9. Balanced Physician Compensation Incentives
For ACOs receiving payment for direct care as well as shared savings, compensation of clinicians within the ACO should include incentives to deliver evidence-based care but ensure that appropriate care is not withheld.
10. Timely Monitoring, Data Feedback, and Technical Support for Improvement
10a. CMS should provide baseline data as well as early and regular reports on total Medicare payments, utilization, and quality measures for the ACO patient population, and other data required to help ACOs be successful in achieving the aims of better health, better care, and lower costs; other payers should do the same. Trends should be tracked over time to assess the impact of alternative payment models and different configurations of ACOs and disseminate learning about the most effective strategies.
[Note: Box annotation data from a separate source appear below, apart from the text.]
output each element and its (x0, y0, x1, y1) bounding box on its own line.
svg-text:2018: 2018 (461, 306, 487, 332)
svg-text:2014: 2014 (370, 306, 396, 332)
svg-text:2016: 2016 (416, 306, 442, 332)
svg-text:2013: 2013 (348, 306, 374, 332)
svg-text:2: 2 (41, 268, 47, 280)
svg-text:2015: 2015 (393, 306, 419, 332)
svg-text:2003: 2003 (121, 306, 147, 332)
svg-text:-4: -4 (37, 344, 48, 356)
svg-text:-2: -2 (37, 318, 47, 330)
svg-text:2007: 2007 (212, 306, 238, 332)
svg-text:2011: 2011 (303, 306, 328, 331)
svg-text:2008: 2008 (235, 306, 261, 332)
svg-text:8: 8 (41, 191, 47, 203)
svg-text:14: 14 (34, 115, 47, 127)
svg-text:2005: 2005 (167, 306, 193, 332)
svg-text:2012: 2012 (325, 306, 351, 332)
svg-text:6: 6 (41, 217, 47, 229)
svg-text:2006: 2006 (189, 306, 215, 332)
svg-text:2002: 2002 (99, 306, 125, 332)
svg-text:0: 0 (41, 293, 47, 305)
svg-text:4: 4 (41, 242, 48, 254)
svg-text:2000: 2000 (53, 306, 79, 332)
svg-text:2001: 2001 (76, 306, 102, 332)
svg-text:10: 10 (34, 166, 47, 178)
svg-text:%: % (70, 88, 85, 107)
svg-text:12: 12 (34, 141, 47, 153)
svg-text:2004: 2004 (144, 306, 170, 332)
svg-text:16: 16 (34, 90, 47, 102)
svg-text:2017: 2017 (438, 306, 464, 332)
10b. CMS should work with other payers to develop robust information exchanges and standardized reports that can provide ACOs with timely feedback on comparative results, support rapid-cycle improvements in quality and cost performance, and develop new knowledge on effective and efficient clinical practices.
10c. The Department of Health and Human Services, through its Office of the National Coordinator for Health Information Technology, should provide technical assistance for implementing electronic information systems and exchanges to facilitate transfer of critical clinical information.
10d. CMS should create toolkits of interventions and practices that health care organizations have found effective in improving quality and lowering costs. All payers should collaborate to provide technical assistance to organizations to help them identify and adopt effective and efficient practices and to spread successful innovations in payment methods and organizational models.
10e. Every effort should be made by public and private payers, as well as providers, to ensure transparency of information and to minimize administrative complexity.
Conclusion
To meet population health needs now and in the future, the U.S. health care delivery system has to become accountable for three things: delivering high-quality, effective, and safe care that contributes to the best possible population health outcomes; configuring itself for the benefit of patients to provide excellent patient experiences with care; and using resources efficiently and prudently. Substantial evidence exists that it is possible to improve the way health care is organized and delivered to slow the growth of health care costs while improving outcomes and patient experiences. By adopting these objectives as core values and achieving increasingly stringent goals in each area, it will be possible to provide affordable health care into the future with access for all and care that helps to prevent illness, restore health for those with acute conditions, and maintain health and productivity for all, including the growing population of patients with one or more chronic conditions.
Holding the health care system accountable through new payment arrangements that support high value rather than high-volume care creates the promise of transforming the U.S. health system to achieve these aims. Yet, much work needs to be done to establish and spread ACOs and learn from innovative care systems. Success requires the development of trust among all the parties, as well as a willingness to test multiple approaches, measure results, and adapt rapidly to improve performance. Government leadership and flexibility are essential, as are activated and engaged clinicians and patients who embrace accountability for better care and health outcomes. If all this occurs, moving ACOs from concept to action can play an instrumental role in achieving a high performance U.S. health system over the coming decade.